At the end of the scene, Mama discovers that Ruth has fainted and fallen to the floor. Hansberry's play even opens with the ringing of an alarm clock, as does Wright's Native Son. Raisin opens on a Friday morning as everyone is getting ready to leave the apartment for their respective obligations: Walter Lee and Ruth have to go to their jobs; Travis and Beneatha have to go to school.
When the alarm clock rings, Ruth is the first one up, as though it is her responsibility to make certain that everyone else gets up and ready for the day ahead. Ruth is weary and overworked, a parallel to the apartment, which is worn out and weary in appearance from "accommodating the living of too many people for too many years.
Travis sleeps on the living room couch. Ruth and Walter Lee's bedroom is actually a small alcove just off the kitchen, originally intended to be a "breakfast room" for a smaller, wealthier family. Mama and Beneatha share the only actual bedroom of this "apartment. Ruth appears to be annoyed with Walter, although she does not openly admit it. At first, Walter seems too preoccupied with thoughts about the insurance check to consider what might be troubling Ruth.
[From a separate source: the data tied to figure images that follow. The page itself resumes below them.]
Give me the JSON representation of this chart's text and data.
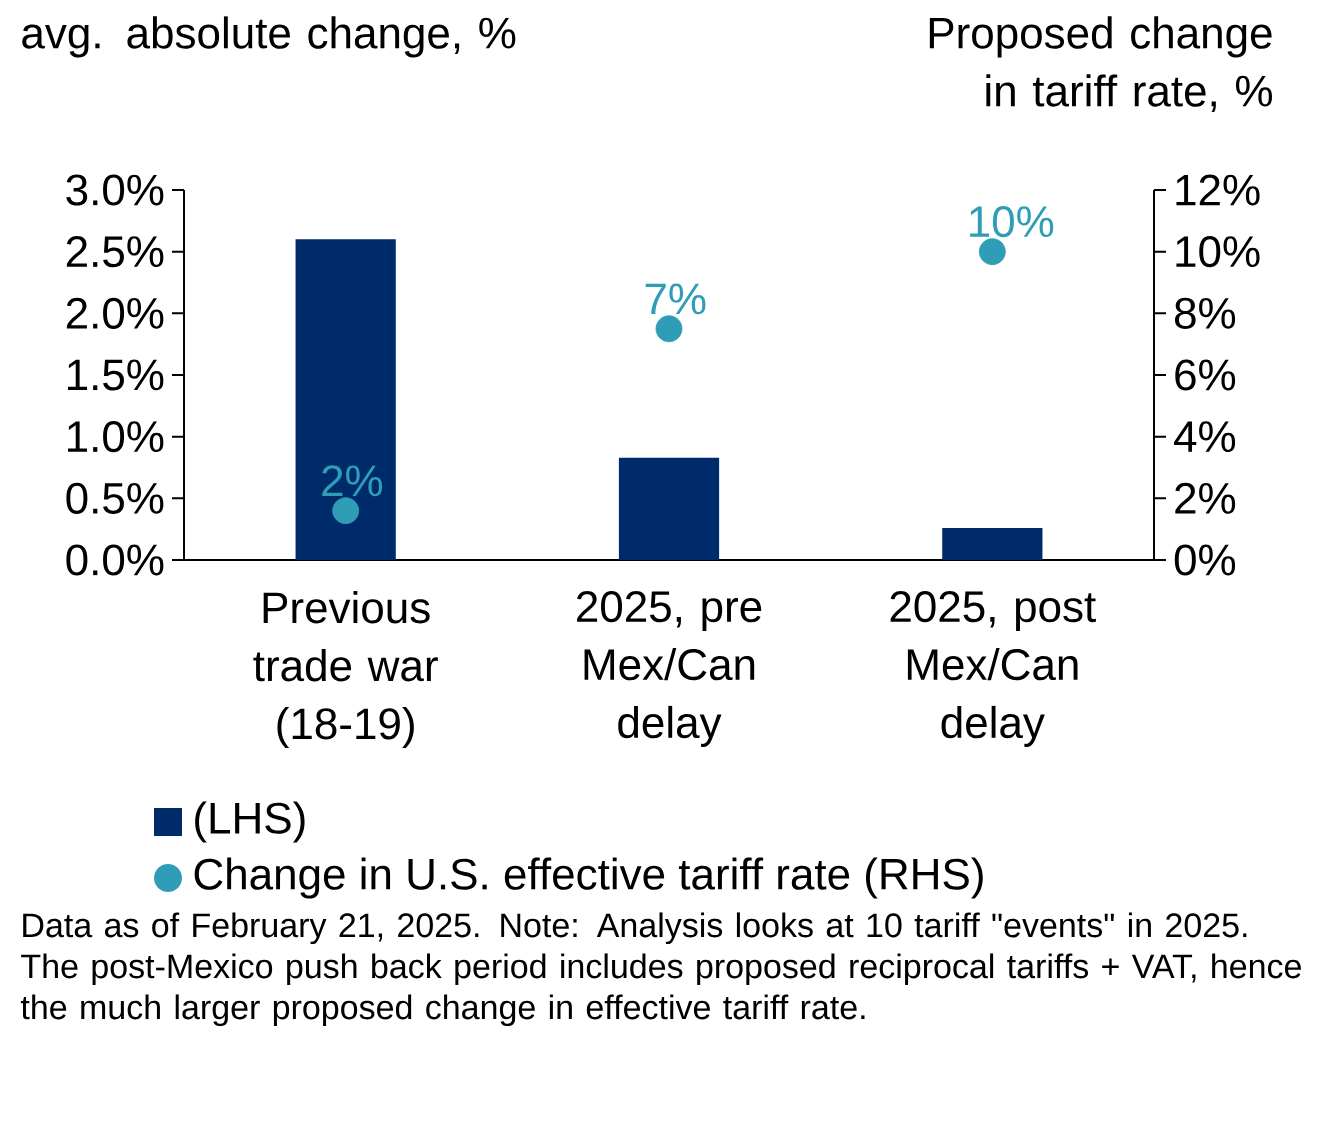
{
  "chart_data": {
    "type": "bar",
    "ylabel": "avg. absolute change, %",
    "y2label": "Proposed change in tariff rate, %",
    "categories": [
      "Previous trade war (18-19)",
      "2025, pre Mex/Can delay",
      "2025, post Mex/Can delay"
    ],
    "series": [
      {
        "name": "(LHS)",
        "color": "#002b6b",
        "values": [
          2.6,
          0.83,
          0.26
        ]
      },
      {
        "name": "Change in U.S. effective tariff rate (RHS)",
        "type": "scatter",
        "axis": "y2",
        "marker": "circle",
        "color": "#2e9db5",
        "values": [
          1.6,
          7.5,
          10
        ],
        "value_labels": [
          "2%",
          "7%",
          "10%"
        ]
      }
    ],
    "ylim": [
      0,
      3
    ],
    "yticks": [
      {
        "value": 0,
        "label": "0.0%"
      },
      {
        "value": 0.5,
        "label": "0.5%"
      },
      {
        "value": 1,
        "label": "1.0%"
      },
      {
        "value": 1.5,
        "label": "1.5%"
      },
      {
        "value": 2,
        "label": "2.0%"
      },
      {
        "value": 2.5,
        "label": "2.5%"
      },
      {
        "value": 3,
        "label": "3.0%"
      }
    ],
    "y2lim": [
      0,
      12
    ],
    "y2ticks": [
      {
        "value": 0,
        "label": "0%"
      },
      {
        "value": 2,
        "label": "2%"
      },
      {
        "value": 4,
        "label": "4%"
      },
      {
        "value": 6,
        "label": "6%"
      },
      {
        "value": 8,
        "label": "8%"
      },
      {
        "value": 10,
        "label": "10%"
      },
      {
        "value": 12,
        "label": "12%"
      }
    ],
    "legend": "bottom",
    "annotations": [
      "Data as of February 21, 2025. Note: Analysis looks at 10 tariff \"events\" in 2025. The post-Mexico push back period includes proposed reciprocal tariffs + VAT, hence the much larger proposed change in effective tariff rate."
    ]
  }
}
Their conversation revolves around money and the lack thereof; even young Travis is concerned with money, as he asks, "Check coming tomorrow? Walter admonishes Ruth for telling Travis that they cannot give him fifty cents, and we are immediately more sympathetic to Walter than to Ruth, for their dialogue is reminiscent of the mother in Kathryn Forbes' play I Remember Mama, who insists that children not be told when there is no money because it makes them worry.